Let's give it one more try:

oc cluster up  
-- Checking OpenShift client ... OK
-- Checking Docker client ... OK
-- Checking for existing OpenShift container ... OK
-- Checking for openshift/origin:v1.3.0-alpha.3 image ... OK
-- Checking Docker daemon configuration ... OK
-- Checking for available ports ... OK
-- Checking type of volume mount ...
   Using Docker shared volumes for OpenShift volumes
-- Checking Docker version ... OK
-- Creating host directories ... OK
-- Finding server IP ...
   Using 192.168.1.3 as the server IP
-- Starting OpenShift container ...
   Creating initial OpenShift configuration
   Starting OpenShift using container 'origin'
   Waiting for API server to start listening
   OpenShift server started
-- Installing registry ... OK
-- Installing router ... OK
-- Importing image streams ... OK
-- Importing templates ... OK
-- Login to server ... OK
-- Creating initial project "myproject" ... OK
-- Server Information ...
   OpenShift server started.
   The server is accessible via web console at:
       https://192.168.1.3:8443

   You are logged in as:
       User:     developer
       Password: developer

   To login as administrator:
       oc login -u system:admin

and there we have it, an OpenShift Origin cluster up and running.

You should be able to hit the OpenShift console at: https://localhost:8443/console/ * using the username and password developer to login.

* or whatever server IP was designated when starting up. In my example above it would be 192.168.1.3

I need more power

By default the developer user does not have cluster administration rights. Which is why we only see the one project My Project.

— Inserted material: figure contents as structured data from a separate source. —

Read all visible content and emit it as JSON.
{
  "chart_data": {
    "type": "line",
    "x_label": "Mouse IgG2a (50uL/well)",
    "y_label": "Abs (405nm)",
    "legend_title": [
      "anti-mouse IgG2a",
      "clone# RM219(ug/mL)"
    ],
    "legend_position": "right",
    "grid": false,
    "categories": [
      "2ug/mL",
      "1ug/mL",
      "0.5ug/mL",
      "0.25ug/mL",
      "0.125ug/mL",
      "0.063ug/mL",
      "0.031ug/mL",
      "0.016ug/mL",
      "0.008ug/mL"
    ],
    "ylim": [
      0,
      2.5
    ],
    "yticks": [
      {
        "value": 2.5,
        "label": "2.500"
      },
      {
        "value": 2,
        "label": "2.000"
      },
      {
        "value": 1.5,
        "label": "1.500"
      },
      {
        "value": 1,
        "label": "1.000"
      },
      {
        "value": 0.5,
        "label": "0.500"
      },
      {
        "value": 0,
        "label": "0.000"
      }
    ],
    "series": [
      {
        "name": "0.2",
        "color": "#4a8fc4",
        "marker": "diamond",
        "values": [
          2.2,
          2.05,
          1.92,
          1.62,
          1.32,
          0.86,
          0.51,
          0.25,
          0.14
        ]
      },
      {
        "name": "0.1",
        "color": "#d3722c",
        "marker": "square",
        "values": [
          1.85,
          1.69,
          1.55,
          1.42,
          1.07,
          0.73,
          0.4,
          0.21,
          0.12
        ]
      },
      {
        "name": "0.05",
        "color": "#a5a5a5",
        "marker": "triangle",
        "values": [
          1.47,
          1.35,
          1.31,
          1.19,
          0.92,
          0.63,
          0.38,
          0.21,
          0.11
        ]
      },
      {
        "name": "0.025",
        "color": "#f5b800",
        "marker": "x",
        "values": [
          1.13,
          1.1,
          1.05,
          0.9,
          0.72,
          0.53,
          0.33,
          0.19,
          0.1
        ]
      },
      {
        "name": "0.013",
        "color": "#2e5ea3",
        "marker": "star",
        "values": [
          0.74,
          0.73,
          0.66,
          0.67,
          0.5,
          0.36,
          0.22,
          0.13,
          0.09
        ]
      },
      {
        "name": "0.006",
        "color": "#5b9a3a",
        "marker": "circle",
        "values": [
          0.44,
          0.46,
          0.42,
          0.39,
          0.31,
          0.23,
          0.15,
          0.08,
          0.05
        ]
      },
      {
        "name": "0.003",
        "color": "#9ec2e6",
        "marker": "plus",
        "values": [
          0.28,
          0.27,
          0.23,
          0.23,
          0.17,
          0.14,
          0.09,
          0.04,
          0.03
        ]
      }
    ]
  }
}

A developer needs admin rights, so let's give it to him using the oadm/oc adm tool:

If for some reason the oadm binary is not on your $PATH, you can also use oc adm which has identical functionality. Thanks to Matthias L├╝bken (@luebken) for the suggestion.

$ oc login -u system:admin
$ oadm policy add-cluster-role-to-user cluster-admin developer
$ -- OR --
$ oc adm policy add-cluster-role-to-user cluster-admin developer

First we login with the admin user which has the correct privileges to grant the cluster-admin role and then add that role to developer. Now you should see all the projects and be able to poke around a bit:

Finally

That's it, have fun...
When you're done, don't forget to oc cluster down.

This guide has been tested with these versions of Docker for Mac (1.12.0), oc (v1.3.0-alpha.3) and OSX El Capitan (10.11.6).